Née en 1593 à Rome, au sein d’un foyer artistique particulièrement innovant, au moment où Caravage et les Carrache réinventent complètement la figuration par leur réalisme pictural, elle est formée dans l’atelier de son père, Orazio Gentileschi, proche et ami du Caravage. Artemisia révèle des dispositions remarquables pour la peinture. L’influence du Caravage s’avère en effet déterminante dans sa formation, sa pratique et dans l’évolution de son langage pictural. Elle en adopte durablement les codes - effet de clair-obscur, sens aigu du pathos et intensité expressive des figures - tout en reprenant sa méthode de travail fondée sur l’observation directe du modèle vivant, sans recours au dessin préparatoire. Artemisia pousse plus loin l’héritage caravagesque. Elle en radicalise les effets, développant un naturalisme plus frontal et une intensité dramatique qui confèrent à ses scènes une violence et puissance visuelle saisissantes, qu’elle conservera tout au long de sa carrière. 

Sa jeunesse est toutefois marquée par un épisode qui bouleverse profondément son existence. En 1611, âgée de dix-sept ans, elle est violée par Agostino Tassi, peintre collaborant avec son père. L’année suivante, Orazio décide d’intenter un procès contre celui-ci. L’affaire devient publique et donne lieu, en 1612, à un procès long et éprouvant. Dans une société où la parole des femmes est rarement prise en considération, la décision de porter l’affaire devant la justice et de la soutenir publiquement constitue un acte d’un courage remarquable. Au terme du procès, Agostino Tassi est reconnu coupable et condamné à l’exil - une issue rare qui marque symboliquement la victoire d’Artemisia face à l’opprobre social qui pesait alors sur les victimes. Cet épisode, souvent évoqué, ne saurait pourtant résumer son œuvre ; il révèle néanmoins la force de caractère, la résilience et la détermination d’une artiste qui parvient à surmonter publiquement une telle épreuve.

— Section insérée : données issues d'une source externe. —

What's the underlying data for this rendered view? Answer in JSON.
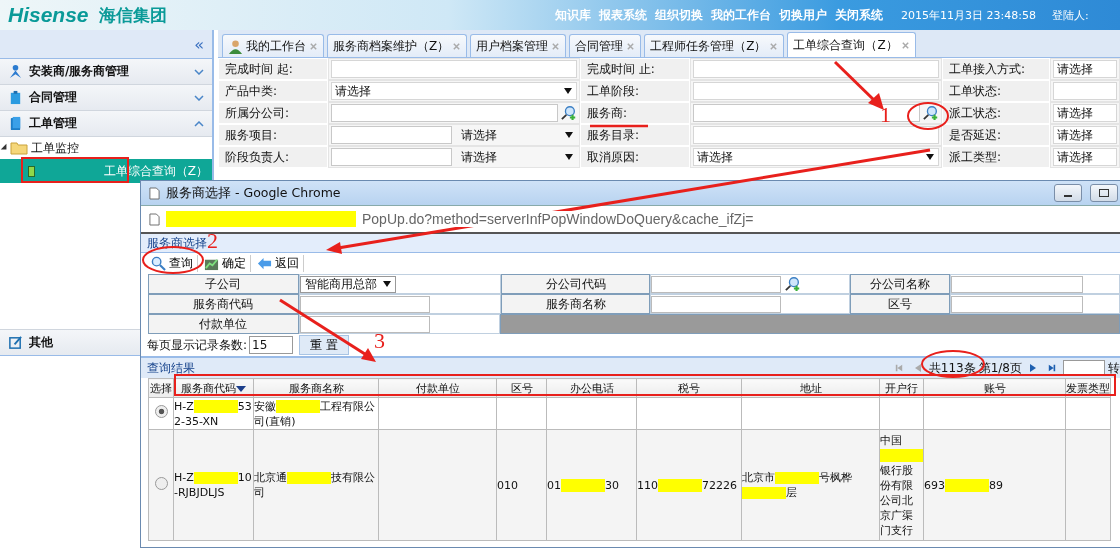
{
  "header": {
    "logo": "Hisense",
    "brand": "海信集团",
    "nav": [
      "知识库",
      "报表系统",
      "组织切换",
      "我的工作台",
      "切换用户",
      "关闭系统"
    ],
    "datetime": "2015年11月3日 23:48:58",
    "user_label": "登陆人:"
  },
  "sidebar": {
    "collapse": "«",
    "sections": [
      {
        "label": "安装商/服务商管理",
        "expanded": false
      },
      {
        "label": "合同管理",
        "expanded": false
      },
      {
        "label": "工单管理",
        "expanded": true,
        "children": [
          {
            "label": "工单监控",
            "expanded": true,
            "children": [
              {
                "label": "工单综合查询（Z）",
                "selected": true
              }
            ]
          }
        ]
      }
    ],
    "bottom": {
      "label": "其他"
    }
  },
  "tabs": [
    {
      "label": "我的工作台",
      "selected": false
    },
    {
      "label": "服务商档案维护（Z）",
      "selected": false
    },
    {
      "label": "用户档案管理",
      "selected": false
    },
    {
      "label": "合同管理",
      "selected": false
    },
    {
      "label": "工程师任务管理（Z）",
      "selected": false
    },
    {
      "label": "工单综合查询（Z）",
      "selected": true
    }
  ],
  "form": {
    "rows": [
      [
        {
          "label": "完成时间 起:",
          "kind": "empty"
        },
        {
          "label": "完成时间 止:",
          "kind": "empty"
        },
        {
          "label": "工单接入方式:",
          "kind": "value",
          "value": "请选择"
        }
      ],
      [
        {
          "label": "产品中类:",
          "kind": "select",
          "value": "请选择"
        },
        {
          "label": "工单阶段:",
          "kind": "empty"
        },
        {
          "label": "工单状态:",
          "kind": "empty"
        }
      ],
      [
        {
          "label": "所属分公司:",
          "kind": "lookup"
        },
        {
          "label": "服务商:",
          "kind": "lookup"
        },
        {
          "label": "派工状态:",
          "kind": "value",
          "value": "请选择"
        }
      ],
      [
        {
          "label": "服务项目:",
          "kind": "combo",
          "value": "请选择"
        },
        {
          "label": "服务目录:",
          "kind": "empty"
        },
        {
          "label": "是否延迟:",
          "kind": "value",
          "value": "请选择"
        }
      ],
      [
        {
          "label": "阶段负责人:",
          "kind": "combo",
          "value": "请选择"
        },
        {
          "label": "取消原因:",
          "kind": "select",
          "value": "请选择"
        },
        {
          "label": "派工类型:",
          "kind": "value",
          "value": "请选择"
        }
      ]
    ]
  },
  "popup": {
    "title": "服务商选择 - Google Chrome",
    "address": "PopUp.do?method=serverInfPopWindowDoQuery&cache_ifZj=",
    "heading": "服务商选择",
    "toolbar": [
      "查询",
      "确定",
      "返回"
    ],
    "query_rows": [
      [
        {
          "label": "子公司",
          "kind": "dropdown",
          "value": "智能商用总部"
        },
        {
          "label": "分公司代码",
          "kind": "lookup"
        },
        {
          "label": "分公司名称",
          "kind": "empty"
        }
      ],
      [
        {
          "label": "服务商代码",
          "kind": "empty"
        },
        {
          "label": "服务商名称",
          "kind": "empty"
        },
        {
          "label": "区号",
          "kind": "empty"
        }
      ],
      [
        {
          "label": "付款单位",
          "kind": "empty"
        }
      ]
    ],
    "page_size_label": "每页显示记录条数:",
    "page_size": "15",
    "reset": "重 置",
    "results_title": "查询结果",
    "total": "共113条",
    "page": "第1/8页",
    "goto": "转",
    "columns": [
      "选择",
      "服务商代码",
      "服务商名称",
      "付款单位",
      "区号",
      "办公电话",
      "税号",
      "地址",
      "开户行",
      "账号",
      "发票类型"
    ],
    "rows": [
      {
        "selected": true,
        "cells": [
          [],
          [
            "H-Z",
            "532-35-XN"
          ],
          [
            "安徽",
            "工程有限公司(直销)"
          ],
          [],
          [],
          [],
          [],
          [],
          [],
          [],
          []
        ]
      },
      {
        "selected": false,
        "cells": [
          [],
          [
            "H-Z",
            "10-RJBJDLJS"
          ],
          [
            "北京通",
            "技有限公司"
          ],
          [],
          [
            "010"
          ],
          [
            "01",
            "30"
          ],
          [
            "110",
            "72226"
          ],
          [
            "北京市",
            "号枫桦",
            "层"
          ],
          [
            "中国",
            "银行股份有限公司北京广渠门支行"
          ],
          [
            "693",
            "89"
          ],
          []
        ]
      }
    ]
  },
  "annotations": {
    "labels": [
      "1",
      "2",
      "3"
    ]
  }
}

Peu après, elle épouse le peintre florentin Pierantonio Stiattesi et s’installe avec lui à Florence en 1613, ce qui marque une rupture nette avec le milieu artistique romain. Ce séjour constitue un tournant décisif dans la carrière d’Artemisia. Elle y conquiert une véritable autonomie artistique et sociale. Soutenue par le grand-duc Cosme II de Médicis, elle reçoit d’importantes commandes, s’intègre aux cercles intellectuels de la cour et devient, en 1616, la première femme admise à l’Accademia delle Arti del Disegno, reconnaissance majeure qui consacre son statut d’artiste. Les années florentines sont également essentielles sur le plan de la pratique picturale. En effet, au contact des peintres toscans, elle affine sa technique, notamment dans la représentation de l’anatomie et la construction des figures. Elle participe d’ailleurs à des chantiers prestigieux comme la décoration de la Case Buonarroti, tout en développant un réseau de commanditaires qui dépasse bientôt le cadre local. Dans le même temps, elle évolue dans un milieu particulièrement stimulant intellectuellement, fréquentant lettrés, scientifiques et musiciens et liés à la cour des Médicis.  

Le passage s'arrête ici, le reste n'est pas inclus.